Charlas con café: "Precarious Families: Generational Tensions as a Working-Class Household from Recife, Brazil Contemplates the 2018 Presidential Elections"

When

1 to 2 p.m., Oct. 22, 2021

Center for Latin American Studies, Fall 2021 virtual Charlas con café – a weekly space to hear lectures from a wide variety of experts and discuss topics relevant to the Latin American region, Fridays from 1-2 p.m. (unless otherwise specified)

"Precarious Families: Generational Tensions as a Working-Class Household from Recife, Brazil Contemplates the 2018 Presidential Elections"

Friday, Oct. 22, 1-2pm (AZ Time)

Join via Zoom: https://arizona.zoom.us/j/86782034717

Benjamin Junge presents an ethnographic account of an extended family from Recife during the final month of Brazil’s 2018 election season—the most contentious and polarizing election in a generation, in which hard-right congressman and former military captain Jair Bolsonaro assumes the presidency.

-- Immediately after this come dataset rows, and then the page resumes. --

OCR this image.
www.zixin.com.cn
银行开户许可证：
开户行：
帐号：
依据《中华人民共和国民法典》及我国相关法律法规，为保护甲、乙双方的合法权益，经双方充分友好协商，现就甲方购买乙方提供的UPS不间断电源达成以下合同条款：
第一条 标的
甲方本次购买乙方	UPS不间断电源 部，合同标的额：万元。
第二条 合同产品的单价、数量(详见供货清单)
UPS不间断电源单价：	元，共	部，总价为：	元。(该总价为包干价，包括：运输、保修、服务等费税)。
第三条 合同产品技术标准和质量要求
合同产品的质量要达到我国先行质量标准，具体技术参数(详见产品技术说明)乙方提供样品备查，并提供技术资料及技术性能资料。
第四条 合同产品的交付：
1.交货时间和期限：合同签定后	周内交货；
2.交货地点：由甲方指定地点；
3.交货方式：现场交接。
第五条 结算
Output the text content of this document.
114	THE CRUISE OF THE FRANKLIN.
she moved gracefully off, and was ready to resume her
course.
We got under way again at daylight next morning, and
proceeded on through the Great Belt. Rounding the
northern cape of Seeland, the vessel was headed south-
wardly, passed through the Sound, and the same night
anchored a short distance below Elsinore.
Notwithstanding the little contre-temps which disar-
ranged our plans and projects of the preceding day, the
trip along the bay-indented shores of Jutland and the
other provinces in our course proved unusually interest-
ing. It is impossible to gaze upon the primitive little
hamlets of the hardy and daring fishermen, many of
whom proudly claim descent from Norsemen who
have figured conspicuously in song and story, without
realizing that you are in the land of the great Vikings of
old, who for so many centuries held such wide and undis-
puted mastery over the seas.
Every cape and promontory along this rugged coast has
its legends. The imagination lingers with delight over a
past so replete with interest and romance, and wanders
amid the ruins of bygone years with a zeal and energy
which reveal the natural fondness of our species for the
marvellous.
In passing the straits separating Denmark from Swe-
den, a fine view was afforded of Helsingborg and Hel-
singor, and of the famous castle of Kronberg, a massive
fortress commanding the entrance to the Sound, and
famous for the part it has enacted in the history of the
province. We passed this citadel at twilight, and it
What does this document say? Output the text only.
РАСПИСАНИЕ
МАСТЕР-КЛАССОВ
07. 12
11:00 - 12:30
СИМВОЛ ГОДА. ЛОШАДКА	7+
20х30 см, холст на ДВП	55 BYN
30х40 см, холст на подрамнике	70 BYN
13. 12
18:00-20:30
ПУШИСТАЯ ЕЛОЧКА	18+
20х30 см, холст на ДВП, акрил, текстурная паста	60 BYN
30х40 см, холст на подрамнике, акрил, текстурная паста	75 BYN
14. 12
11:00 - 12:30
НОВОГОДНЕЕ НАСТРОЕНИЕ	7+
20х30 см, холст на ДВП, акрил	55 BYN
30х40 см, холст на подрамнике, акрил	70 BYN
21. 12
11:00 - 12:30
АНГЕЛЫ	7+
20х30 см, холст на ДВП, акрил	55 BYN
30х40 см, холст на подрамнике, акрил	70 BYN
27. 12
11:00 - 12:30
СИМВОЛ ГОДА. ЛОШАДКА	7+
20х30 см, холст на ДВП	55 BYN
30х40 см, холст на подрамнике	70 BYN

The family exemplifies the sector once referred to as Brazil’s “new middle class”—the estimated 35 million who rose above the poverty line during the rule by the left-leaning Workers Party (PT), but whose prospects have since become precarious due to economic and political crisis. He focuses on the family’s interactions—both in-person and online—between the first-round election (October 7) and the second-round election (October 28). Emerging within the family’s interactions are narratives of moral disintegration, nostalgia for Brazil’s 1964-1985 military dictatorship, lost masculinities, menacing sexualities, and views of hope and despair for the future. This analysis contributes to a more nuanced account of the political affinities of Brazil’s “previously ascendant” sector during a moment of deepening economic precarity and political cynicism.

Benjamin Junge is Professor of Anthropology at the State University of New York at New Paltz. His research focuses on class mobility, political attitudes, gender, sexuality, health, and religion, with regional focus on Brazil and other settings in Latin America.